Xabier Arzalluz Antia
Antes se decía:
“Piensa mal y acertarás; ahora es, piensa mal y te quedarás corto. ¡No lo olvides!».
Me lo decía no hace más de dos meses comiendo en el Euskalduna, Dionisio. Otro más que se nos ha ido de la saga de los Oñatibia. Muy diferente de su hermano Jon, el primero que se fue.
Integro e integrista. Fundamentalista, que se dice ahora. Incansable como médico. Insobornable como nacionalista sabiniano. Imperturbable ante los tiempos como católico.
Jaungoikoa eta Lege Zarra, el viejo principio, fuerista primero, nacionalista después, constituía el cimiento de su ideario político y de partido.
«Es bien sabido que, durante los últimos años, todos estamos bajo la poderosa fuerza de la gigantesca ‘ola progre’ con evidente trasfondo de ateísmo subyacente. Pues bien, con el fin de no ser arrastrados por la referida ‘ola progre’ debemos sacudir todo prejuicio y complejo, percatándonos. previamente de que el concepto de Jaungoikoa, por ser de rango superior, no es incompatible con la moderna sociedad industrial, sino acicate y estímulo, como sucede en todo el mundo...»
Es el encabezamiento de uno de sus muchos escritos que me ha ido enviando.
Todavía hace una semana recibí su última carta, fechada el 24 de julio de 1986. Hablaba del PNV:
«Hoy tenemos a Euskalherria llena de enemigos. No hay más que ver cómo se han ido a la ruina tantas y tantas asociaciones e instituciones: Zeruko Argia, las Ikastolas, Euskaltzaindia, ELA, la Asociación de Nekasaris, etc. ¿Y el EAJ-PNV? Y siendo todo esto innegable, me viene una pregunta a la cabeza: Si nuestro partido volviera a su autenticidad de siempre, ¿no sería capaz, cambiando su clima actual, volviendo todas esas asociaciones a su ser, de resucitarlas de lleno?»

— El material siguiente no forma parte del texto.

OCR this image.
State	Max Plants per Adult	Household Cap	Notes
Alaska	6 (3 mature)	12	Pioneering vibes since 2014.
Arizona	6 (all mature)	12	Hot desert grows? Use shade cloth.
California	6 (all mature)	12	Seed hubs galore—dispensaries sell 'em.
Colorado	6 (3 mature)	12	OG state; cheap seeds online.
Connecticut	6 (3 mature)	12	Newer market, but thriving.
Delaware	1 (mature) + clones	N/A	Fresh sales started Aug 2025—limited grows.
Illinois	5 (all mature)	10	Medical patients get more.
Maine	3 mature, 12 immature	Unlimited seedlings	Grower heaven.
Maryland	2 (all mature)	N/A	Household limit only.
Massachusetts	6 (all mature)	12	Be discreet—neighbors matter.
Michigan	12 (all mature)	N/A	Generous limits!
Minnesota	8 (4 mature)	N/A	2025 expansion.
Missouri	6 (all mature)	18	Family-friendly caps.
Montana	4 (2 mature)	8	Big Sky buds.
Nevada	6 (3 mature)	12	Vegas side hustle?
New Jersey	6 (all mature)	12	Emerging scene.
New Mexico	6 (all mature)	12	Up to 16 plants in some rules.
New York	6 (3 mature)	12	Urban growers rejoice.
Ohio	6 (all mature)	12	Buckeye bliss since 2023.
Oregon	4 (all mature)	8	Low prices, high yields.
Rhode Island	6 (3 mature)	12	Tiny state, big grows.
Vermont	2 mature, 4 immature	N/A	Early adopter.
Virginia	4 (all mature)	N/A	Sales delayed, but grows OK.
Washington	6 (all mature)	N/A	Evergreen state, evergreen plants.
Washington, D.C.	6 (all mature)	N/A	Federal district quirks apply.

Intransigente con el aborto, el divorcio, el marxismo. Fiel a sus principios en medio de una Euskalherria y de unas generaciones que iban arrumbando todas sus categorías de valores. Comprometido en la clandestinidad. Melitón Manzanas lo tuvo entre sus garras. Conoció la cárcel y la persecución. Pero no se doblegó ni abandonó la lucha. A pesar del desprecio de muchos, aun de su propio entorno, para quienes era un carca, un espécimen típico de la intransigencia y de lo retro.
Le tentaban para formar un nuevo partido con líderes a los que motejaba de «ídolos con pies de barro», creían que porque estaba a la contra podían contar con él. Pero jamás fue desleal a su partido. Ni lo hubiera sido si viviera.
Le recordaré sonriente y sereno. No era un carácter fácil, Dionisio. Pero era, cuando menos, el contrapunto necesario a tanta diarrea mental que veía pulular en tomo a sí. La roca entre tanta arena movediza había nacido «etxea gordetzeko» para «guardar la casa».
Con él y con otros como él vemos desaparecer una raza de hombres que han conformado el esqueleto de este pueblo.
¿Carca?. Tal vez. Pero un hombre. Que es por donde hay que empezar. En un mundo en el que abundan tanto los limacos brillantes, pero sin espina dorsal.
Tal vez el péndulo de la historia ha iniciado la vuelta hacia posturas de tipos humanos tan increíbles como Dionisio Oñatibia.